The testimony came before the House Subcommittee on Crime, Terrorism, and Homeland Security. Committee members heard not only about the need for marijuana law reform, but also how criminalizing marijuana has impacted people’s lives, particularly those in minority communities.

Racial Justice and the Need for Reform

The hearing was titled “Marijuana Laws in America: Racial Justice and the Need for Reform.” Many leaders in this area took the opportunity to either speak before the committee or release a statement on marijuana law reform.

Queen Adesuyi, Policy Coordinator at the Drug Policy Alliance’s Office of National Affairs, seemed to sum up the feelings of many. According to Forbes, she said, “Black and brown people have been traumatized by our racist marijuana laws and, as the federal government embraces reform, our groups will make sure that any proposal will repair the damage done to those communities.”

One of those testifying was Baltimore City State’s Attorney Marilyn Mosby, who said that enforcement of marijuana laws has had bigger impact on poor communities and communities of color.

“There is no better illumination of this country’s failed War on Drugs than the city of Baltimore, Maryland,” she said.

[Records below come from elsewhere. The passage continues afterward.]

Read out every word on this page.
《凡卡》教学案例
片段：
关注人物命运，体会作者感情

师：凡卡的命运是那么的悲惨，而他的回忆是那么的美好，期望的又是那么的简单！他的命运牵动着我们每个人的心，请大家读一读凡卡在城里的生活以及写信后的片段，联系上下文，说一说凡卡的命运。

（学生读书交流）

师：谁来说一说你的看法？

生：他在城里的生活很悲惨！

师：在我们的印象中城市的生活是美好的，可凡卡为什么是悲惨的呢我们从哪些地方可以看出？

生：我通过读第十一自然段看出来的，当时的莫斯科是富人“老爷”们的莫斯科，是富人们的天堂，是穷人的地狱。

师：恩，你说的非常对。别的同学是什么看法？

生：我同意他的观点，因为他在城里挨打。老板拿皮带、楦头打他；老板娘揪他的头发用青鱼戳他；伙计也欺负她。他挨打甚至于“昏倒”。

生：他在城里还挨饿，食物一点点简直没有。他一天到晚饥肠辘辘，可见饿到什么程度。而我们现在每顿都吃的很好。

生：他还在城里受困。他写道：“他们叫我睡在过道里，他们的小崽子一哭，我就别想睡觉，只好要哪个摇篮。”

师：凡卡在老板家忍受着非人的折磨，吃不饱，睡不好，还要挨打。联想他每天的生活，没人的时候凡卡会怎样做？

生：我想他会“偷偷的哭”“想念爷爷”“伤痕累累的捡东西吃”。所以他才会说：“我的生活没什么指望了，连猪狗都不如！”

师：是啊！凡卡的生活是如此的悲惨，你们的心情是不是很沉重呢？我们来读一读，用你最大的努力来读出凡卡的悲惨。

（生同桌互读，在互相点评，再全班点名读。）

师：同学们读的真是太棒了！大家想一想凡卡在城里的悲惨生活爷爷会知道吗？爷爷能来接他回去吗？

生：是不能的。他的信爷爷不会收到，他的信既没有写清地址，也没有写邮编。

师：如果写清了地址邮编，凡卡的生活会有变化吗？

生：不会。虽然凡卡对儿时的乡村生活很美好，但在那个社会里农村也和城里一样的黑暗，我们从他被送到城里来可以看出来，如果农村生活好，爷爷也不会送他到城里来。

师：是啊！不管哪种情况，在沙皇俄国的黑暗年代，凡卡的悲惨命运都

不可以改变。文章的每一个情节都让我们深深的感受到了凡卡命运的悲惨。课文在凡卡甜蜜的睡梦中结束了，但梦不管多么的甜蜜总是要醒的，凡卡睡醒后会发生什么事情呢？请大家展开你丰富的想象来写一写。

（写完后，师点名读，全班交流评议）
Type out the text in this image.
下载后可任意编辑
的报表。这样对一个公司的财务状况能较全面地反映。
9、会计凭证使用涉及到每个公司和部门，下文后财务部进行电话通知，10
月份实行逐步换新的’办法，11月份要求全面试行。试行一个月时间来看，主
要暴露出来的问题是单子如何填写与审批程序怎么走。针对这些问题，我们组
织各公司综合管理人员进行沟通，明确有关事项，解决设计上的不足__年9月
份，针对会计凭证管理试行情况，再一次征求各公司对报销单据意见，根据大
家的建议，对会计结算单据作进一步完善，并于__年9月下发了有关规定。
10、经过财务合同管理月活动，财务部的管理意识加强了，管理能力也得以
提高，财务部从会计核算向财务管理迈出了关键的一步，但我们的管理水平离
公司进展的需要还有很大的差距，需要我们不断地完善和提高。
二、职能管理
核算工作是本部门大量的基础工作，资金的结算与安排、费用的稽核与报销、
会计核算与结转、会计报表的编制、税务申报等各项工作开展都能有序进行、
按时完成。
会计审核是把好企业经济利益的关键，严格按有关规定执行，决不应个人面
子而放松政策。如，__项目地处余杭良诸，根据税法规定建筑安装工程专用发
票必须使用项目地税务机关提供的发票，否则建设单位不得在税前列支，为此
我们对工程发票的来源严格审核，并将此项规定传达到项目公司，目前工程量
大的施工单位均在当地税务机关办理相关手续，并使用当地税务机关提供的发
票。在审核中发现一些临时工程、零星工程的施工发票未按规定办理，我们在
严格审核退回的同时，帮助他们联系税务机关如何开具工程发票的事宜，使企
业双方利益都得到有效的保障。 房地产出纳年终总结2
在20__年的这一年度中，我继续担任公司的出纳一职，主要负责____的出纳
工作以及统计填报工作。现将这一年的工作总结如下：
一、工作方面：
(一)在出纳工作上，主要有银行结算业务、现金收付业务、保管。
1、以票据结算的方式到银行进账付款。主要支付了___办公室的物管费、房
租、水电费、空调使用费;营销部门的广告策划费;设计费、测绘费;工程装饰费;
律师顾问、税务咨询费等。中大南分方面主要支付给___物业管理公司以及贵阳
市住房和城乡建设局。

She has stopped prosecuting cases of marijuana possession in Baltimore.

A Growing Coalition

In addition to testimony, the subcommittee learned of the many groups that have signed on for marijuana law reform.

They include the ACLU, Center for American Progress, Center for Law and Social Policy, Drug Policy Alliance, Human Rights Watch, Immigrant Legal Resource Center, Lawyers’ Committee for Civil Rights Under Law, Leadership Conference on Civil & Human Rights, NORML and Students for Sensible Drug Policy.

Another issue has been expunging the records of those who have been arrested during the War on Drugs. That is something that cities in California, including Oakland and San Francisco, started doing last year once recreational drugs became legal in that state.

Dr. David L. Nathan also testified. Nathan is the board president for Doctors for Cannabis Regulation. He said while doctors may disagree on the details of regulation, they “can no longer support a prohibition that has done so much damage to public health and personal liberty.”